In the early part of the 1920s, no standardization of patient doses for different hospitals were performed. For that reason, Sievert started an organization in 1925 which was made resposible for the continous control of dosage levels at all clinics in the country performing radiation treatment.The control programme was extended as time went by, and eventually included control of all work with radiation, medical as well as industrial. On the initiative of Rolf Sievert, the governement passed Sweden's first radiation protection law in 1941. The law gave the Department of Radiation Physics the task to supervise all such activities.

Rolf Sievert in his laboratory 1929

Sievert in lab

In the years 1920-40 Rolf Sievert gave his most important contributions to the field of clinical physics. He developed the basics on how to calculate the absorbed dose to tumours from intracavitary and interstitial sources, he developed new devices for patient irradiation and pointed out the importance of the contribution of secondary radiation. Furthermore, he invented a number of ingenious instruments for dose measurements, among other the world-wide known Sievert chamber.

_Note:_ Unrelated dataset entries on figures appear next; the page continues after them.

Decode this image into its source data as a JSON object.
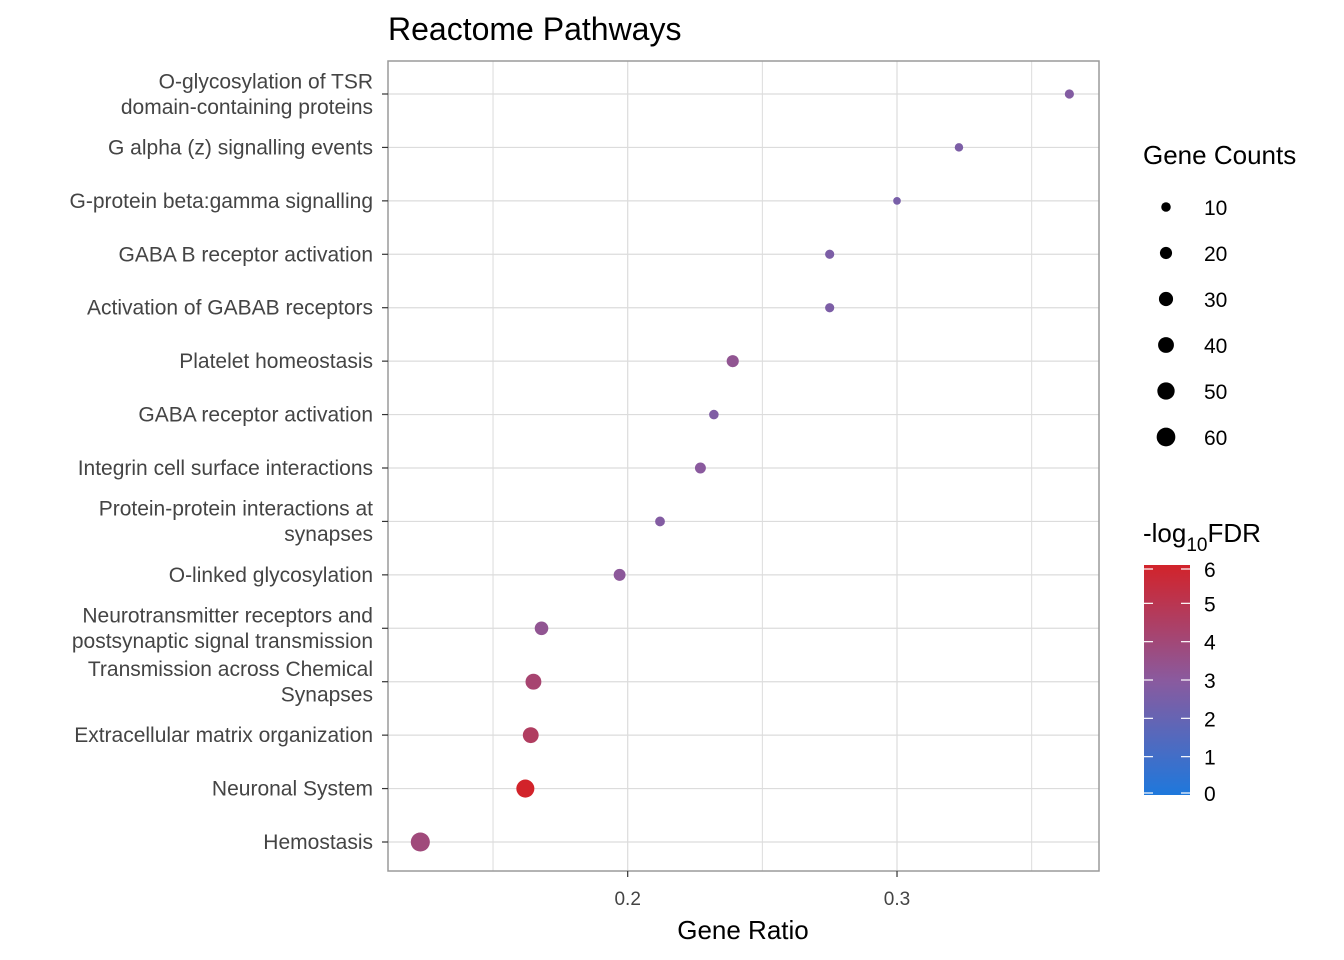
{
  "chart_data": {
    "type": "scatter",
    "title": "Reactome Pathways",
    "xlabel": "Gene Ratio",
    "ylabel": "",
    "xlim": [
      0.111,
      0.375
    ],
    "x_ticks": [
      0.2,
      0.3
    ],
    "x_tick_labels": [
      "0.2",
      "0.3"
    ],
    "grid": true,
    "points": [
      {
        "label_lines": [
          "O-glycosylation of TSR",
          "domain-containing proteins"
        ],
        "gene_ratio": 0.364,
        "count": 9,
        "neg_log10_fdr": 2.8
      },
      {
        "label_lines": [
          "G alpha (z) signalling events"
        ],
        "gene_ratio": 0.323,
        "count": 7,
        "neg_log10_fdr": 2.6
      },
      {
        "label_lines": [
          "G-protein beta:gamma signalling"
        ],
        "gene_ratio": 0.3,
        "count": 5,
        "neg_log10_fdr": 2.5
      },
      {
        "label_lines": [
          "GABA B receptor activation"
        ],
        "gene_ratio": 0.275,
        "count": 9,
        "neg_log10_fdr": 2.6
      },
      {
        "label_lines": [
          "Activation of GABAB receptors"
        ],
        "gene_ratio": 0.275,
        "count": 9,
        "neg_log10_fdr": 2.6
      },
      {
        "label_lines": [
          "Platelet homeostasis"
        ],
        "gene_ratio": 0.239,
        "count": 20,
        "neg_log10_fdr": 3.3
      },
      {
        "label_lines": [
          "GABA receptor activation"
        ],
        "gene_ratio": 0.232,
        "count": 10,
        "neg_log10_fdr": 2.7
      },
      {
        "label_lines": [
          "Integrin cell surface interactions"
        ],
        "gene_ratio": 0.227,
        "count": 15,
        "neg_log10_fdr": 3.0
      },
      {
        "label_lines": [
          "Protein-protein interactions at",
          "synapses"
        ],
        "gene_ratio": 0.212,
        "count": 11,
        "neg_log10_fdr": 2.8
      },
      {
        "label_lines": [
          "O-linked glycosylation"
        ],
        "gene_ratio": 0.197,
        "count": 19,
        "neg_log10_fdr": 3.1
      },
      {
        "label_lines": [
          "Neurotransmitter receptors and",
          "postsynaptic signal transmission"
        ],
        "gene_ratio": 0.168,
        "count": 27,
        "neg_log10_fdr": 3.3
      },
      {
        "label_lines": [
          "Transmission across Chemical",
          "Synapses"
        ],
        "gene_ratio": 0.165,
        "count": 40,
        "neg_log10_fdr": 4.2
      },
      {
        "label_lines": [
          "Extracellular matrix organization"
        ],
        "gene_ratio": 0.164,
        "count": 40,
        "neg_log10_fdr": 4.6
      },
      {
        "label_lines": [
          "Neuronal System"
        ],
        "gene_ratio": 0.162,
        "count": 55,
        "neg_log10_fdr": 6.0
      },
      {
        "label_lines": [
          "Hemostasis"
        ],
        "gene_ratio": 0.123,
        "count": 63,
        "neg_log10_fdr": 3.9
      }
    ],
    "size_legend": {
      "title": "Gene Counts",
      "entries": [
        10,
        20,
        30,
        40,
        50,
        60
      ],
      "labels": [
        "10",
        "20",
        "30",
        "40",
        "50",
        "60"
      ]
    },
    "color_legend": {
      "title_prefix": "-log",
      "title_sub": "10",
      "title_suffix": "FDR",
      "ticks": [
        6,
        5,
        4,
        3,
        2,
        1,
        0
      ],
      "tick_labels": [
        "6",
        "5",
        "4",
        "3",
        "2",
        "1",
        "0"
      ],
      "range": [
        0,
        6
      ],
      "low_color": "#1E78DC",
      "mid_color": "#8A5A9E",
      "high_color": "#D2232A"
    },
    "legend_position": "right"
  },
  "colors": {
    "grid": "#DCDCDC",
    "panel_border": "#9A9A9A",
    "tick": "#333333"
  }
}
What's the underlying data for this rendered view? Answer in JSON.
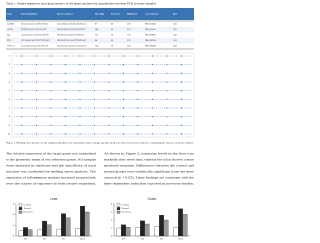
{
  "table": {
    "caption": "Table 1. Primer sequences and characteristics of the genes analysed by quantitative real-time PCR in tissue samples",
    "header": [
      "Gene",
      "Forward primer",
      "Reverse primer",
      "Size (bp)",
      "Tm (°C)",
      "Efficiency",
      "Accession no.",
      "Ref."
    ],
    "rows": [
      [
        "GAPDH",
        "TGCACCACCAACTGCTTAGC",
        "GGCATGGACTGTGGTCATGAG",
        "87",
        "60",
        "1.98",
        "NM_002046",
        "[12]"
      ],
      [
        "ACTB",
        "CCTGGCACCCAGCACAAT",
        "GCCGATCCACACGGAGTACT",
        "144",
        "60",
        "2.01",
        "NM_001101",
        "[12]"
      ],
      [
        "IL6",
        "AGACAGCCACTCACCTCTTC",
        "TTCTGCCAGTGCCTCTTTGC",
        "132",
        "58",
        "1.95",
        "NM_000600",
        "[14]"
      ],
      [
        "TNF",
        "CCCAGGGACCTCTCTCTAATC",
        "ATGGGCTACAGGCTTGTCACT",
        "84",
        "60",
        "1.97",
        "NM_000594",
        "[15]"
      ],
      [
        "CYP1A1",
        "CAGATCCCAGCCCTCATCTT",
        "GCCCAGGAAGAGAAAGACCT",
        "118",
        "59",
        "1.93",
        "NM_000499",
        "[16]"
      ]
    ]
  },
  "figure1": {
    "labels": [
      "1",
      "2",
      "3",
      "4",
      "5",
      "6",
      "7",
      "8",
      "9",
      "10"
    ],
    "caption": "Figure 1. Melting curve profiles of the amplified products for each primer pair; a single specific peak was observed for all reactions, confirming the absence of primer dimers."
  },
  "text": {
    "left": [
      "The relative expression of the target genes was normalised",
      "to the geometric mean of two reference genes. All samples",
      "were analysed in triplicate and the specificity of each",
      "reaction was confirmed by melting curve analysis. The",
      "expression of inflammatory markers increased progressively",
      "over the course of exposure in both tissues examined."
    ],
    "right": [
      "As shown in Figure 2, transcript levels in the liver rose",
      "markedly after seven days, whereas the colon showed a more",
      "moderate response. Differences between the control and",
      "treated groups were statistically significant from day three",
      "onwards (p < 0.05). These findings are consistent with the",
      "time-dependent induction reported in previous studies."
    ]
  },
  "charts": [
    {
      "type": "bar",
      "title": "Liver",
      "categories": [
        "D1",
        "D3",
        "D7",
        "D14"
      ],
      "series": [
        {
          "name": "Control",
          "color": "#ffffff",
          "values": [
            1.0,
            1.2,
            1.3,
            1.4
          ]
        },
        {
          "name": "Treated",
          "color": "#222222",
          "values": [
            1.6,
            2.8,
            4.2,
            5.6
          ]
        },
        {
          "name": "Recovery",
          "color": "#9a9a9a",
          "values": [
            1.2,
            2.1,
            3.4,
            4.5
          ]
        }
      ],
      "ylim": [
        0,
        6
      ],
      "yticks": [
        0,
        2,
        4,
        6
      ]
    },
    {
      "type": "bar",
      "title": "Colon",
      "categories": [
        "D1",
        "D3",
        "D7",
        "D14"
      ],
      "series": [
        {
          "name": "Control",
          "color": "#ffffff",
          "values": [
            1.0,
            1.1,
            1.2,
            1.1
          ]
        },
        {
          "name": "Treated",
          "color": "#222222",
          "values": [
            1.4,
            1.9,
            2.6,
            3.4
          ]
        },
        {
          "name": "Recovery",
          "color": "#9a9a9a",
          "values": [
            1.1,
            1.5,
            2.0,
            2.7
          ]
        }
      ],
      "ylim": [
        0,
        4
      ],
      "yticks": [
        0,
        1,
        2,
        3,
        4
      ]
    }
  ]
}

In its original (?) form, the Sievert chamber is a sphere or cylinder of a magnesium alloy placed in the centre of a hollow sphere of the same material. The inner electrode is fixed in its position by amber isolators. Through an opening in the outer sphere they could be charged to a well known potential. The opening is the closed with a lid equipped with a rod acting as a holder of the chamber. If the chamber is exposed to ionizing radiation, the air in the cavity between the inner and the outer sphere becomes conducting through the ion pairs formed, and the charge of the chamber is reduced by the current formed. The charged reduction can then easily be measured on a separte instrument at some other location. The reduction of the charge is a measure of the radiation dose received by the chamber. Such a chamber can be transported long distances without affecting the readout. The diameter of the chamber can be as small as a few millimeters.

The Sievert chamber

Sievert chamber

In the 1930s Sievert worked primarily with the biological effects of ionizing radiation, and particularly the effects of the low doses received by radiologists in their daily work, and for comparison, the effects caused by unavoidable natural radiation background that we all are exposed to. Several years before the question of radioactive fallout was raised Sievert studied the matter by gathering available data on the spreading of aches in the atmosphere after vulcano eruptions.

During the last 20 year of his life, Sievert spent most of his time working with radiation protection issues, and made the plans for what was to become the Swedish Radiation Protection Institute, SSI.

To honour Rolf Sievert, the CGPM-conference of 1979 accepted the sievert, Sv, as the unit for equivalent dose and efficient dose.

1 Sv = 1 J/kg

The unit for equivalent dose and efficient dose, the sievert.